The Büssing A5P was an armoured car produced in Germany during World War I.

==History==
The Büssing company had received its first orders of military vehicles in 1910, producing artillery tractors and supply trailers. By November 1914, the German Army had become aware of the potential of the armoured car by the hit-and-run tactics employed by the Belgians with the Minerva. The Oberste Heeresleitung decided to produce its own armoured vehicle and the manufacturing companies Ehrhardt, Daimler and Büssing were requested to develop an armoured car with all-wheel drive.

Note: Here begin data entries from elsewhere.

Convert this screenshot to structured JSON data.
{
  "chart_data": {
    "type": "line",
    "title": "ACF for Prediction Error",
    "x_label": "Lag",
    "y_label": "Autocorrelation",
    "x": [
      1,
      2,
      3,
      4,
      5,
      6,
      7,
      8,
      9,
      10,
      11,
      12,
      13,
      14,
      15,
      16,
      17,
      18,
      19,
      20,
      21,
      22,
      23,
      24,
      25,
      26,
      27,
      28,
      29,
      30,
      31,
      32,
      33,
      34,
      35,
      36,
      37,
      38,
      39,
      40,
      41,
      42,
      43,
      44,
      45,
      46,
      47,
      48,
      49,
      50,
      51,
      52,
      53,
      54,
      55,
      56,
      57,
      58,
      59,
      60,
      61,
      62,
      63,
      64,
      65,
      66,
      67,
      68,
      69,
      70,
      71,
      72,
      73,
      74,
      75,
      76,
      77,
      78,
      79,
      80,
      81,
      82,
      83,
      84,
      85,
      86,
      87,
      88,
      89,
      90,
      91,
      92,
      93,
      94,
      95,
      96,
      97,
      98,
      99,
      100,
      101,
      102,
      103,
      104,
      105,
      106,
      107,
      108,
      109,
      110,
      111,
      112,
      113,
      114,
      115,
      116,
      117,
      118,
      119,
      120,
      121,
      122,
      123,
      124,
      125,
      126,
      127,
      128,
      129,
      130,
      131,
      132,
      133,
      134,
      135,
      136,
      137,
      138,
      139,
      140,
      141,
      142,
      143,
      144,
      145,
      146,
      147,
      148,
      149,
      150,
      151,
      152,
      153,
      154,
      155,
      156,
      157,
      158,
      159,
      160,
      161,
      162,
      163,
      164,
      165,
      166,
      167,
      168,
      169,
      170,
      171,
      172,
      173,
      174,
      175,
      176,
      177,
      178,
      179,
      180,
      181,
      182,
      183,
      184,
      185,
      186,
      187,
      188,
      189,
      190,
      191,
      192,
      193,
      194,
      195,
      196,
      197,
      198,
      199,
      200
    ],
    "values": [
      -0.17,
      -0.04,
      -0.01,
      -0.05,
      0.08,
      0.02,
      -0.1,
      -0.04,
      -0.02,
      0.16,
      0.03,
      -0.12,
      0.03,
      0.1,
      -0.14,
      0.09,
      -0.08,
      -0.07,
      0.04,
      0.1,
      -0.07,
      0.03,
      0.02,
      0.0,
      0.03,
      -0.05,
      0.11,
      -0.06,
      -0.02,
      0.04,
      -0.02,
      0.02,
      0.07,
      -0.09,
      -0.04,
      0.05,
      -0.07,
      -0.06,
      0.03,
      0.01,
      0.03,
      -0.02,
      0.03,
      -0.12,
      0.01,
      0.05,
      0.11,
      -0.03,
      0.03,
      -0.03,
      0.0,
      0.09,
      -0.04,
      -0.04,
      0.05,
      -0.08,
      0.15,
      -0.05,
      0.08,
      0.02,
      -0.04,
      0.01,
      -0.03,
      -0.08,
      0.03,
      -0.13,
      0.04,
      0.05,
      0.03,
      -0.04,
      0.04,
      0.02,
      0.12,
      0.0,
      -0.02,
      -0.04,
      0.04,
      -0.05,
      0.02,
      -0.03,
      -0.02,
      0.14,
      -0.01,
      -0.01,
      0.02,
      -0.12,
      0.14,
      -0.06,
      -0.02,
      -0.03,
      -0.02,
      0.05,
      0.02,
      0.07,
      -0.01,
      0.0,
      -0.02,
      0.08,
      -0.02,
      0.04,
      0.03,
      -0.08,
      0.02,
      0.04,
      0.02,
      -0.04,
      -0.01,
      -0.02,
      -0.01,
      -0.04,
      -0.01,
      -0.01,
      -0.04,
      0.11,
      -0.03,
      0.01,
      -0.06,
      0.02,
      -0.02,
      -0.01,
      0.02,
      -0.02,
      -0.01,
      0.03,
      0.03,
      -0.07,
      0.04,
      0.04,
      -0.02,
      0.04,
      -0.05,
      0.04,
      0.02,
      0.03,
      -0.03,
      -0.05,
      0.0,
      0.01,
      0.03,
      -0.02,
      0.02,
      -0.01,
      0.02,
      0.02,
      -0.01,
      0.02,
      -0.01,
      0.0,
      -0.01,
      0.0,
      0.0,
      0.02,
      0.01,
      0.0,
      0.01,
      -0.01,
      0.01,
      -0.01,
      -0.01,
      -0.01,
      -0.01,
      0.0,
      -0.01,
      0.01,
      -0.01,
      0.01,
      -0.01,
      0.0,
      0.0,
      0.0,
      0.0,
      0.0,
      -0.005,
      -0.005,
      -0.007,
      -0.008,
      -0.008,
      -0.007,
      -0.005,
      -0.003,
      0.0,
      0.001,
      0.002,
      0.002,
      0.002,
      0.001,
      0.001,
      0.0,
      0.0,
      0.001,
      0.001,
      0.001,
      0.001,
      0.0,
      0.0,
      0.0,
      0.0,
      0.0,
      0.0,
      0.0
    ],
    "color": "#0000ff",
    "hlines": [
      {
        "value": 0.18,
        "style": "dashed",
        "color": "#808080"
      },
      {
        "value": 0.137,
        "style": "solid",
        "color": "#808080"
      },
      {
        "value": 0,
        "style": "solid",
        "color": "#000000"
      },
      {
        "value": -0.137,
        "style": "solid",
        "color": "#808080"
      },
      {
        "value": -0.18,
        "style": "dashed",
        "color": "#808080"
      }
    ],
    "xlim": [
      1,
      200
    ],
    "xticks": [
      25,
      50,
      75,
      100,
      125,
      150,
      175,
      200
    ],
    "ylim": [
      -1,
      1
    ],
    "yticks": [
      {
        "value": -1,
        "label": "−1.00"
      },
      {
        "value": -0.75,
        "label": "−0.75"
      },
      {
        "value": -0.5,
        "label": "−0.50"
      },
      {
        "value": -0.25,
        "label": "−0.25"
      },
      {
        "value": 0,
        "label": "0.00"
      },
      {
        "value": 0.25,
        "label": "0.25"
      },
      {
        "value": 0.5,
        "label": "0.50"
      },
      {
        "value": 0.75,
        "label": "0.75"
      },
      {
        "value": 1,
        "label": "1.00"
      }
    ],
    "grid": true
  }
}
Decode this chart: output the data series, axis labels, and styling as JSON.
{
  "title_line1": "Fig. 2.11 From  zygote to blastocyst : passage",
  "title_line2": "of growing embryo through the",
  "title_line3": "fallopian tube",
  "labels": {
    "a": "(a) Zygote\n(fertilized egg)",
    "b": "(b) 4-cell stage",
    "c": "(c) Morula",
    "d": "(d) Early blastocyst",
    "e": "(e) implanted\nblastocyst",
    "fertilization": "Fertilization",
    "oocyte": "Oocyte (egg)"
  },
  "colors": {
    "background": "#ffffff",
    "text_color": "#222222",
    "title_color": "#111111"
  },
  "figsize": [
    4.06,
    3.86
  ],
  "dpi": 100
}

During 1915, Büssing delivered the ordered prototype. In contrast to the Belgian armoured cars, the A5P was a massive vehicle, using a 'double-ended' layout that could at least pose a tactically useful high ground clearance. Its powerplant was Büssing's successful 6-cylinder truck engines. It had a large steel armoured body and was crewed by ten men. Six of the crew operated three 7.92 mm machine guns, usually the MG 08 or MG 15nA. Some vehicles even received two Becker 20 mm cannons.

In 1916, the A5P began production. Nevertheless, the German Army considered the Ehrhardt design more effective to fulfil the demanded operational tasks. As a result, only one vehicle was produced. The A5P, together with several other armored cars, served in a column on the Romanian Front in 1916 and on the Russian Front in 1917.